The future of Ingham’s rich agricultural sector rests on continued collaborative efforts by all three levels of government to co-ordinate weir projects along the Stone and Herbert rivers, Hinchinbrook MP Nick Dametto said.
An application for Federal funding to have the projects included in the National Water Grid is currently being developed by the local Council, with support from the State Water Minister Glenn Butcher and his department.
Mr Dametto said Hinchinbrook Shire Council Mayor Ramon Jayo’s vision for water security for the region, based around the construction of a number of small weirs, would ensure the Ingham community could reduce future salinity of its drinking water and utilise irrigated water for crop diversification.
“This application is being supported by the Federal Member, Bob Katter MP, and myself and the initial feedback from Barnaby Joyce’s office has been very positive,” he said.
“The Stone River weir would provide the opportunity to our district to capture and later capitalise on the water that flows through our rivers during the west season. When our growers call on the available water licences to source irrigation supply out of the Stone and Herbert rivers, the same problem is always encountered: they’re told ‘the rivers are too low’.
“Like the rest of Northern Australia, we get all our annual rainfall in one big hit around Christmas time and New Years, and the water that flows through Hinchinbrook out to sea each year is equivalent to 10-15 years’ worth of supply.

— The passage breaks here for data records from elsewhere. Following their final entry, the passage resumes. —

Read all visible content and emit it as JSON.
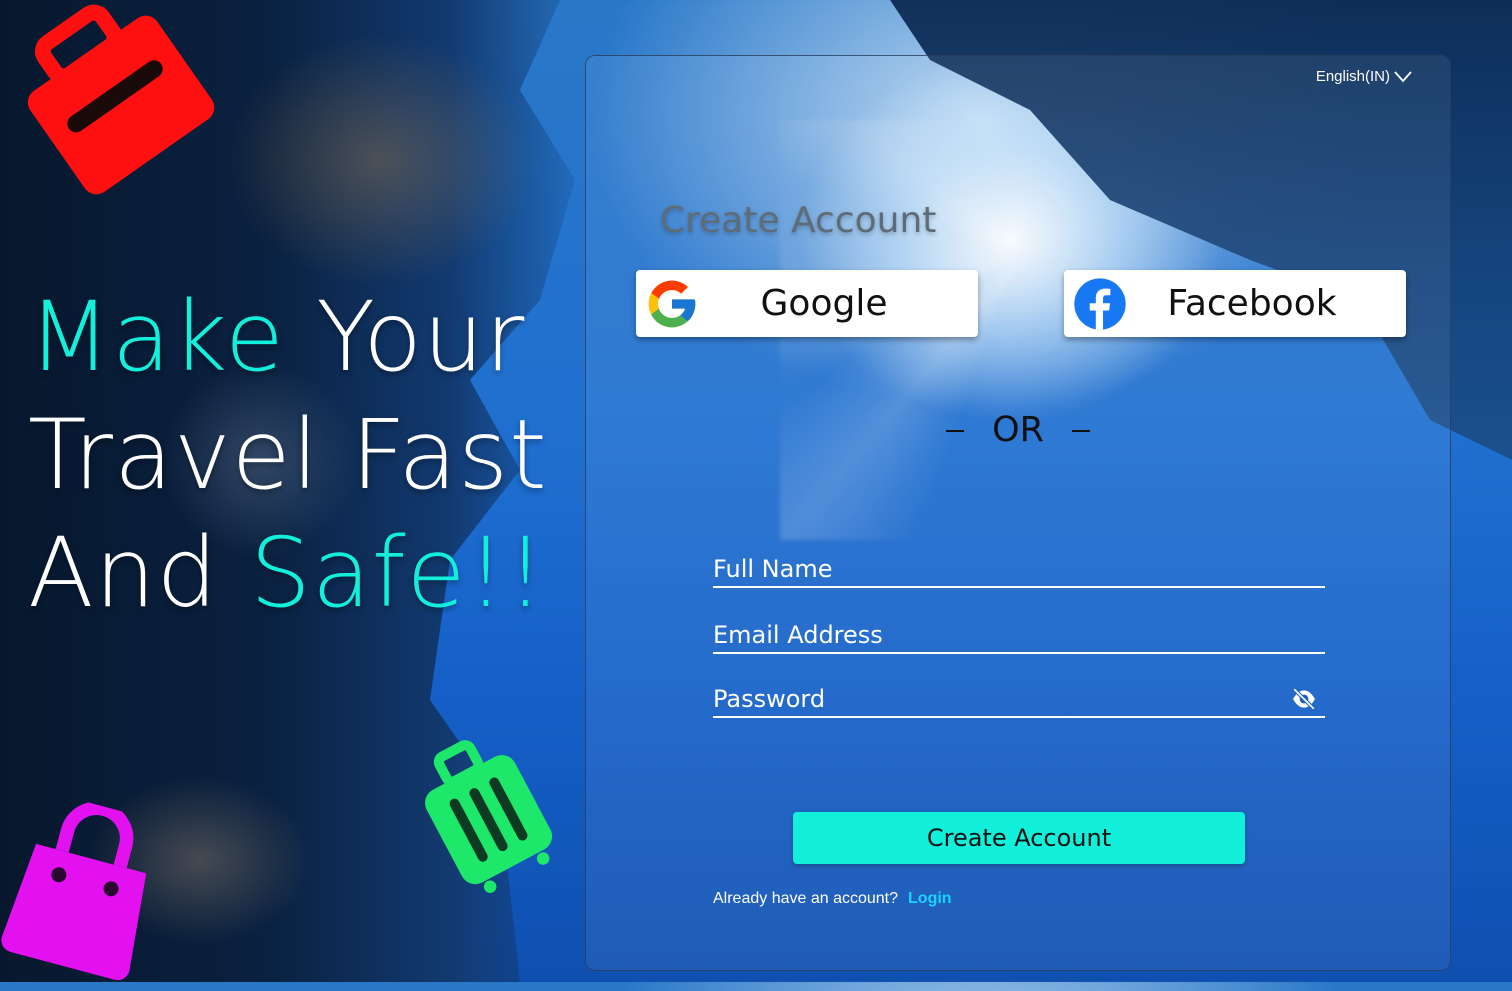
{
  "hero": {
    "line1_accent": "Make",
    "line1_rest": " Your",
    "line2": "Travel Fast",
    "line3_start": "And ",
    "line3_accent": "Safe!!"
  },
  "card": {
    "language": "English(IN)",
    "title": "Create Account",
    "google_label": "Google",
    "facebook_label": "Facebook",
    "or_text": "OR",
    "full_name_placeholder": "Full Name",
    "email_placeholder": "Email Address",
    "password_placeholder": "Password",
    "submit_label": "Create Account",
    "already_text": "Already have an account?",
    "login_link": "Login"
  },
  "colors": {
    "accent": "#12f0dc",
    "login_link": "#1ad4ff",
    "deco_red": "#ff1010",
    "deco_pink": "#e310f0",
    "deco_green": "#1ee86a"
  },
  "icons": [
    "chevron-down-icon",
    "google-icon",
    "facebook-icon",
    "eye-off-icon",
    "briefcase-icon",
    "shopping-bag-icon",
    "suitcase-icon"
  ]
}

“All we are asking for with the Stone River weir is to be able to hold just a fraction of that wasted water resource back annually.”
Cr Jayo said one of his highest priorities for the Shire was to value-add to its existing, prosperous cane industry and to diversify agricultural operations including through rotational crops that can protect and improve soil health.

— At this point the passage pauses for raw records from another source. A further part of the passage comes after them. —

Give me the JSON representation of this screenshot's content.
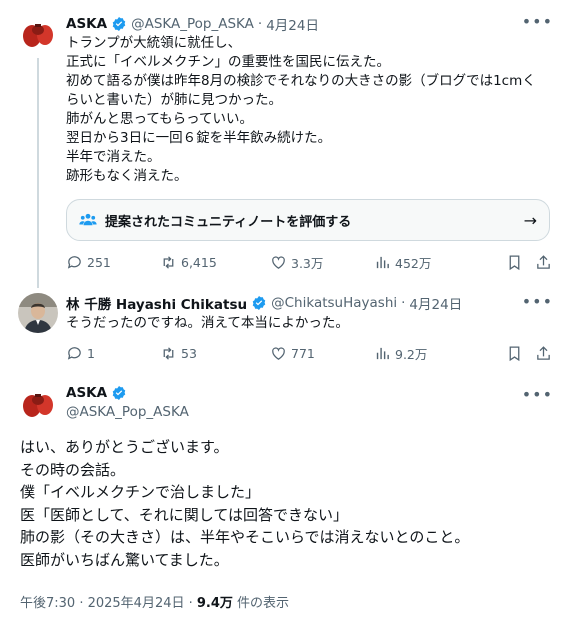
{
  "post1": {
    "name": "ASKA",
    "handle": "@ASKA_Pop_ASKA",
    "dot": "·",
    "date": "4月24日",
    "lines": [
      "トランプが大統領に就任し、",
      "正式に「イベルメクチン」の重要性を国民に伝えた。",
      "初めて語るが僕は昨年8月の検診でそれなりの大きさの影（ブログでは1cmく",
      "らいと書いた）が肺に見つかった。",
      "肺がんと思ってもらっていい。",
      "翌日から3日に一回６錠を半年飲み続けた。",
      "半年で消えた。",
      "跡形もなく消えた。"
    ],
    "note_label": "提案されたコミュニティノートを評価する",
    "replies": "251",
    "reposts": "6,415",
    "likes": "3.3万",
    "views": "452万"
  },
  "post2": {
    "name": "林 千勝 Hayashi Chikatsu",
    "handle": "@ChikatsuHayashi",
    "dot": "·",
    "date": "4月24日",
    "text": "そうだったのですね。消えて本当によかった。",
    "replies": "1",
    "reposts": "53",
    "likes": "771",
    "views": "9.2万"
  },
  "post3": {
    "name": "ASKA",
    "handle": "@ASKA_Pop_ASKA",
    "lines": [
      "はい、ありがとうございます。",
      "その時の会話。",
      "僕「イベルメクチンで治しました」",
      "医「医師として、それに関しては回答できない」",
      "肺の影（その大きさ）は、半年やそこいらでは消えないとのこと。",
      "医師がいちばん驚いてました。"
    ],
    "timestamp": "午後7:30 · 2025年4月24日 · ",
    "view_count": "9.4万",
    "view_suffix": " 件の表示"
  },
  "colors": {
    "verified": "#1d9bf0",
    "secondary": "#536471",
    "border": "#cfd9de"
  }
}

He said the proposed project along the Stone River would transform agriculture in the Herbert River district by reliably providing storm water for irrigation, which would help boost crop yields in areas that currently fall in a rain shadow.
Mr Katter said Mayor Jayo’s weir proposal was starting to become a reality.
“Ramon is right, we need to diversify our economy as we can’t just rely on the sugar cane industry, which we all know has big price fluctuations,” Mr Katter said.
“I couldn’t be more enthusiastic about the Stone River proposal. It is easy, it is cheap and nd it will double the population of the town.
“The small crops that will be grown from the extra water supply from the weir will not sacrifice much existing cane land at all.
“We will put one thousand hectares under small crops. A hectare of small crops is worth $20,000. It will be a $20 million boost for the Hinchinbrook region.
“We thank the State and Federal Governments for coming onboard with the proposal.”